Test Overview
Polymerase Chain Reaction (Cobas HPV Test)
Cobas® HPV for use on the cobas® 6800 System (cobas® HPV) is a qualitative in vitro test for the detection of high-risk Human Papillomavirus . This test detects the high-risk HPV types 16, 18, 31, 33, 35, 39, 45, 51, 52, 56, 58, 59, 66, and 68. Self-collected vaginal specimens, obtained in a healthcare setting, can be tested as an alternative specimen type when cervical sampling is either contraindicated or cervical samples otherwise cannot be obtained. Cobas® HPV is indicated for use for routine cervical cancer screening as per professional medical guidelines, including triage of ASC-US cytology, co-testing (or adjunctive screen) with cytology, and HPV primary screening of individuals with a cervix to assess the risk for cervical precancer and cancer.
This HPV test of self-collected vaginal specimens does not reflex to cytology for any result. Recommendations for clinical follow-up to this HPV test result are available at app.asccp.org.
Negative for HPV High Risk Profile DNA; Type 16: not detected; Type 18: not detected; Other High Risk Types: not detected.
* Reference ranges may change over time. Please refer to the original patient report when evaluating results.
Products containing carbomer(s), including vaginal lubricants, creams and gels may interfere with the test and should not be used during or prior to collecting cervical specimens. Use of over-the-counter products Replens™, RepHresh™ Vaginal Gel and RepHresh™ Clean Balance™ Kit has been associated with false-negative results. Use of Metronidazole Vaginal Gel has been associated with false-negative results. Significant amounts of blood in the ThinPrep vials may cause invalid results.

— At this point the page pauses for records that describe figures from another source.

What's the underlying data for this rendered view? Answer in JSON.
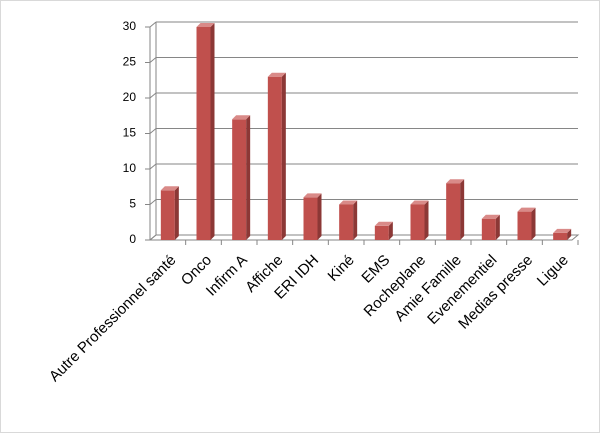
{
  "chart_data": {
    "type": "bar",
    "categories": [
      "Autre Professionnel santé",
      "Onco",
      "Infirm A",
      "Affiche",
      "ERI IDH",
      "Kiné",
      "EMS",
      "Rocheplane",
      "Amie Famille",
      "Evenementiel",
      "Medias presse",
      "Ligue"
    ],
    "values": [
      7,
      30,
      17,
      23,
      6,
      5,
      2,
      5,
      8,
      3,
      4,
      1
    ],
    "color": "#c0504d",
    "ylim": [
      0,
      30
    ],
    "yticks": [
      0,
      5,
      10,
      15,
      20,
      25,
      30
    ],
    "grid": true
  }
}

A negative high-risk HPV result does not exclude the possibility of future cytologic HSIL or underlying CIN2-3 or cancer.
The assay does not test for all HPV types known to infect anogenital tissue or for low risk types. Result should be interpreted in conjunction with clinical conditions.
Test Details
Specimen Requirements
Patient self-collected vaginal specimens, obtained in a healthcare setting, can be tested as an alternative specimen type when cervical sampling is either contraindicated or cervical samples otherwise cannot be obtained.
Self-collection instructions for either Copan FLOQSwabs® (552C.RM) or the Rovers® Evalyn® Brush will be provided to the patient by the healthcare provider and should be read and carefully followed by the patient. If the patient has any questions or difficulties with the collection process as described, they should ask their healthcare provider for more information.
The patient-collected specimen must be transferred to PreservCyt Solution by the responsible healthcare provider immediately after collection.
Swabs or brushes sent dry (not in PreservCyt transport) will be rejected.
Additional Information
The results of this assay should be used in conjunction with clinical information derived from other diagnostic and screening tests, physical exam, and full medical history, and should not be used as the sole basis for clinical assessment and treatment of patients.